After an extraordinary exchange where the disruptor is thrown out, his wife arrives and they eat. When they leave, they are attacked by him and more insanity ensures, but heightened. From there, the story has several twists and turns, including a private detective (Alfredo Castro) investigating where the man 'disappeared' including how and why.

There are some very good, palpable, honest scenes here with some great acting, editing and lensing of the story that makes this work more often than most such films I have seen lately. Still, there are bad notes and a few flaws that stop this from being a home run, but I was still pleasantly surprised and if you like this kind of film, you should definitely give it a look.

There are no extras, but anything would have been nice.

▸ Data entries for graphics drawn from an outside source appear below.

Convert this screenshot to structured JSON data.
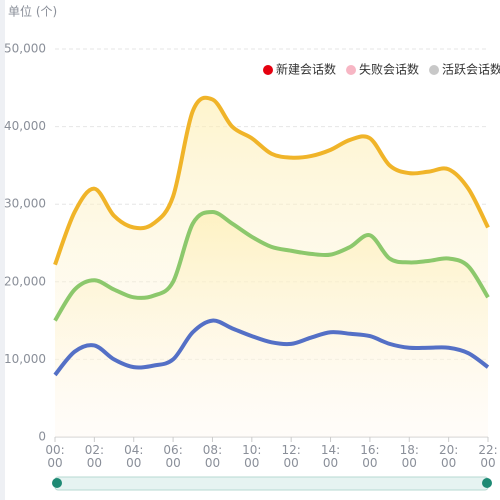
{
  "chart_data": {
    "type": "line",
    "y_axis_label": "单位 (个)",
    "categories": [
      "00:00",
      null,
      "02:00",
      null,
      "04:00",
      null,
      "06:00",
      null,
      "08:00",
      null,
      "10:00",
      null,
      "12:00",
      null,
      "14:00",
      null,
      "16:00",
      null,
      "18:00",
      null,
      "20:00",
      null,
      "22:00"
    ],
    "series": [
      {
        "name": "新建会话数",
        "legend_color": "#e5000f",
        "color": "#f0b429",
        "values": [
          22200,
          29000,
          32000,
          28500,
          27000,
          27500,
          31000,
          42000,
          43500,
          40000,
          38500,
          36500,
          36000,
          36200,
          37000,
          38300,
          38500,
          35000,
          34000,
          34200,
          34500,
          32000,
          27000
        ]
      },
      {
        "name": "失败会话数",
        "legend_color": "#f7b6c4",
        "color": "#8cc86c",
        "values": [
          15000,
          19000,
          20200,
          19000,
          18000,
          18200,
          20000,
          27500,
          29000,
          27500,
          25800,
          24500,
          24000,
          23600,
          23500,
          24500,
          26000,
          23000,
          22500,
          22700,
          23000,
          22000,
          18000
        ]
      },
      {
        "name": "活跃会话数",
        "legend_color": "#c8c8c8",
        "color": "#5470c6",
        "values": [
          8000,
          11000,
          11800,
          10000,
          9000,
          9200,
          10000,
          13500,
          15000,
          14000,
          13000,
          12200,
          12000,
          12800,
          13500,
          13300,
          13000,
          12000,
          11500,
          11500,
          11500,
          10800,
          9000
        ]
      }
    ],
    "ylim": [
      0,
      50000
    ],
    "yticks": [
      0,
      {
        "value": 10000,
        "label": "10,000"
      },
      {
        "value": 20000,
        "label": "20,000"
      },
      {
        "value": 30000,
        "label": "30,000"
      },
      {
        "value": 40000,
        "label": "40,000"
      },
      {
        "value": 50000,
        "label": "50,000"
      }
    ],
    "grid": true,
    "legend": "top-right"
  }
}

Now for playback quality. The 1080p 1.85 X 1 digital High Definition image on Door is shot on 35mm film and looks good for its age, but does still show its age and has grain that pegs it to film stocks of the time. This looks as good as it can look in the format and is very color correct. The DTS-HD MA (Master Audio) 2.0 Mono lossless mix is also as good as it will ever get for this theatrical monophonic release, but it holds up well considering its age. At this point, mono was rare for feature films, so it tells us how low the budget must have been.

The Devil's Revenge is presented in 1080p high definition with a 2.35:1 widescreen aspect ratio and an English 5.1 Dolby Digital mix, both of which are standard to the format. The film isn't terribly shot for being low budget, but the sound design and editing at times is a bit hokey and flashy for the sake of being flashy. Colors aren't oversaturated or stylized, but pretty normal for the most part. Overall, this is a loud and obnoxious film that you can't exactly fall asleep to. (Even though you might try...).

The 1080p 1.33 X 1 digital High Definition image transfer on both Indian films looks very color consistent and has been restored as well as possible. Both films were shot on Eastman Kodak 35mm negative (though I wondered if Lang might have wanted Agfa or Ansco film), but best of all, the film was issued in better 35mm prints in the dye-transfer, three-strip Technicolor format and this looks like a print like that often. Color impresses throughout and though there are imperfections at times, it looks solid overall with some demo shots. Though the film was apparently a stereo release, the sound here is DTS-HD MA (Master Audio) 2.0 Mono lossless form whatever surviving materials existed when this was restored. It still sounds fine, but cannot escape its age or what was lost in the lack of stereo. It also looks like the film may have never had Technicolor prints released in the U.S., but we'll see what we find out later as the film gets reintroduced.

The anamorphically enhanced 2.35 X 1 image on Falling is very soft and has softness issues throughout that have nothing to do with any kind of style chosen. The anamorphically enhanced 1.85 X 1 image on Rojo is sometimes soft, but color and style are more consistent. Both films offer lossy Dolby Digital 5.1 mixes, but the Spanish Rojo track is more imaginative and smarter, plus a little more palpable than that of Falling.